A labor union is opposing an effort to amend the state’s cannabis laws to allow cannabis consumption lounges to also sell food and beverages.
The amendment to AB 1465 likely would benefit some of the eight cannabis consumption lounges in West Hollywood, which have received city licenses to serve cannabis-infused edibles or to allow cannabis smoking and vaping. Various regulations approved by the state legislature since the approval of Proposition 64 (the Adult Use of Marijuana Act) was passed in 2016, however, none of them clarified that a consumption lounge also can offer food and beverages that aren’t infused with cannabis.
In an email to cannabis business owners and other business people, John Leonard, the City of West Hollywood’s community and legislative affairs manager, said that Assemblymember Richard Bloom of Santa Monica, whose district includes West Hollywood and who is the author of AB 1465, and the city’s lobbyist have worked to craft new language that could be added to AB 1465 to clarify that cannabis lounges can serve food and beverages, including alcohol.
That bill currently remains in committee, where it has been since May. This session of the legislature will end on Sept. 13, so any amendments must be approved by the committee and brought forward for a vote before the state Assembly and Senate before then.
The United Food and Commercial Workers Union, a powerful force in Sacramento given the money it spends on political campaigns and its political endorsements, doesn’t support the proposed change. In his email, Leonard notes that UFCWU “is asking for changes (including a one-year sunset) and assurances that are unrelated to the food and beverage issue and that the city cannot agree to on the designated timeline.” State law requires that cannabis businesses with 20 or more employees have a “labor peace agreement” with a union.
UFCW Local 770 has been a strong supporter of an effort by MedMen and the three other owners of West Hollywood’s existing cannabis medical dispensaries to be granted permanent city licenses to sell adult cannabis. Those four businesses did not qualify for the eight recreational sales licenses granted by the city after a rigorous application process that include a ranking by an independent assessment committee.
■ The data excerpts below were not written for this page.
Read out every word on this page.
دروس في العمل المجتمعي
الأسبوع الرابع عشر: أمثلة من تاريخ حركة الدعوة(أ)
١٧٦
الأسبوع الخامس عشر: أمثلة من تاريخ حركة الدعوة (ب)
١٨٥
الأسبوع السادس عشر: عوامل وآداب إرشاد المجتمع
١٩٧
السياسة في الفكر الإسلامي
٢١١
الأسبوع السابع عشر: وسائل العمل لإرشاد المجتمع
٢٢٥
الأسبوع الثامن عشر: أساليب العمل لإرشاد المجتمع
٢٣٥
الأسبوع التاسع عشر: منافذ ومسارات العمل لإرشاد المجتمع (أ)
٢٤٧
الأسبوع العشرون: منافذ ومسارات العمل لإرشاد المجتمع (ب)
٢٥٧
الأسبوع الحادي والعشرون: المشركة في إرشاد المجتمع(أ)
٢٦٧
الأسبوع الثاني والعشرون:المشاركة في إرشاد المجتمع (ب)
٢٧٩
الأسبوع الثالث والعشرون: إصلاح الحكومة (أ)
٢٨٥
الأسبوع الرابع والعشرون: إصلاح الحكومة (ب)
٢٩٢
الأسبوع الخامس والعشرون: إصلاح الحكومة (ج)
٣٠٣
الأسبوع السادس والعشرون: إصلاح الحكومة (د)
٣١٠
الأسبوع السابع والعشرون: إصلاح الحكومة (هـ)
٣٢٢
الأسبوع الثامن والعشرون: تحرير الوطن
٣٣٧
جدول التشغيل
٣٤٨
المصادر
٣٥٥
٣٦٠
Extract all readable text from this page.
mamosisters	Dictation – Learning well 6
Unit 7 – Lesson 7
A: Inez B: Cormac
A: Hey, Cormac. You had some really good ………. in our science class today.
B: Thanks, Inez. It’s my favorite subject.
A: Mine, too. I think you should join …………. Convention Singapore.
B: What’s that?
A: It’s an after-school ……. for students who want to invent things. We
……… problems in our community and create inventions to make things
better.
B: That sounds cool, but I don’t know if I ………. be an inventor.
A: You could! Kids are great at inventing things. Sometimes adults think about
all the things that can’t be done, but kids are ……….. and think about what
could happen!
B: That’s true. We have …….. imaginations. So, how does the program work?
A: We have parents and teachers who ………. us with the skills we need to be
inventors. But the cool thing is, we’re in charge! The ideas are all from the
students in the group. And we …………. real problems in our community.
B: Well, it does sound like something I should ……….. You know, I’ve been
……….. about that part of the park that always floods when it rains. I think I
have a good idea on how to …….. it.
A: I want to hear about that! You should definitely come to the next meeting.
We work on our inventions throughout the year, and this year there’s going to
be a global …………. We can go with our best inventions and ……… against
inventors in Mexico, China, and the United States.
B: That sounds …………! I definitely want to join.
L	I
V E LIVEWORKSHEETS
However, the City Council in June agreed to extend until the end of the year the temporary recreational cannabis sales licenses that it had granted those businesses before the application process began. It is expected that the decision whether to grant those businesses permanent adult sales licenses will have a major impact on the November 2020 City Council election, when John Duran and John Heilman are up for re-election, with the current cannabis businesses and the union funding campaign efforts. Duran has argued that none of those businesses should have to qualify for a license under the city’s rating process and that the city should adopt a “free-market approach.”
Meanwhile, those who have secured cannabis consumption lounge licenses have tried to find a way to work around that lack of approval of food and beverage consumption. Lowell Café, which plans to open a consumption lounge at 1201 N. La Brea Ave. at Lexington, also will have a separate and adjacent café with its own entrance at which food and beverages (but not alcohol) will be served.